Der Digitalisierungstrend im Gesundheitswesen erfordert Datenautobahnen, um eine bedarfsgerechte Verteilung der anfallenden Daten und Informationen zu ermöglichen. Gesundheitsdaten sind zumeist hochgradig personen- oder sogar patientenbezogen, woraus sich eine Vielzahl von Datenschutzanforderungen ergeben. Des Weiteren fordern internationale Standards wie IHE oder HL7 und bestehende semantische Konzepte wie LOINC oder SNOMED besondere konzeptionelle Herangehensweisen ein.

Welche datenschutzrechtlichen und konzeptionellen Anforderungen werden an Infrastrukturen für das Gesundheitswesen gestellt?

Die Abteilung erforscht Konzepte und Implementierungen für föderale und zentrale Infrastrukturen, welche die internationalen Standards berücksichtigen und den Anforderungen des Datenschutzes entsprechen. Zielsetzung ist es, dass sich jede Infrastruktur in die bestehenden Systemumgebungen einfügt. Hierbei werden auch politische Entwicklungen rund um die Telematikinfrastruktur, den §291a, die Patientenakte und das Patientenfach mit berücksichtigt.

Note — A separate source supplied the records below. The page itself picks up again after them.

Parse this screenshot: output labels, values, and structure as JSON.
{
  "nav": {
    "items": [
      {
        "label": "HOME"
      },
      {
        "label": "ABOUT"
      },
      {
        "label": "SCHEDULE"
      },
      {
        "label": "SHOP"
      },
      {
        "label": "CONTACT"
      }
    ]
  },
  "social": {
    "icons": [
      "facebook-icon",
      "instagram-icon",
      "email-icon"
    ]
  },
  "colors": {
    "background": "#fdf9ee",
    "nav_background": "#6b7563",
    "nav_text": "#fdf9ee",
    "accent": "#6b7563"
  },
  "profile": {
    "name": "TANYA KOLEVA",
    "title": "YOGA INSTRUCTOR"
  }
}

Seit über zehn Jahren begleitet und betreut das Fraunhofer ISST die Entwicklungen der Elektronischen FallAkte (EFA), einer fallbasierten Aktenlösung zur intersektoralen Kommunikation. »On-top-of-EFA« werden schon jetzt eine Vielzahl von Digital Health Diensten wie EPItect oder NephroTeTe entwickelt. Das Institut ist Mitglied der HL7 Deutschland und IHE Deutschland.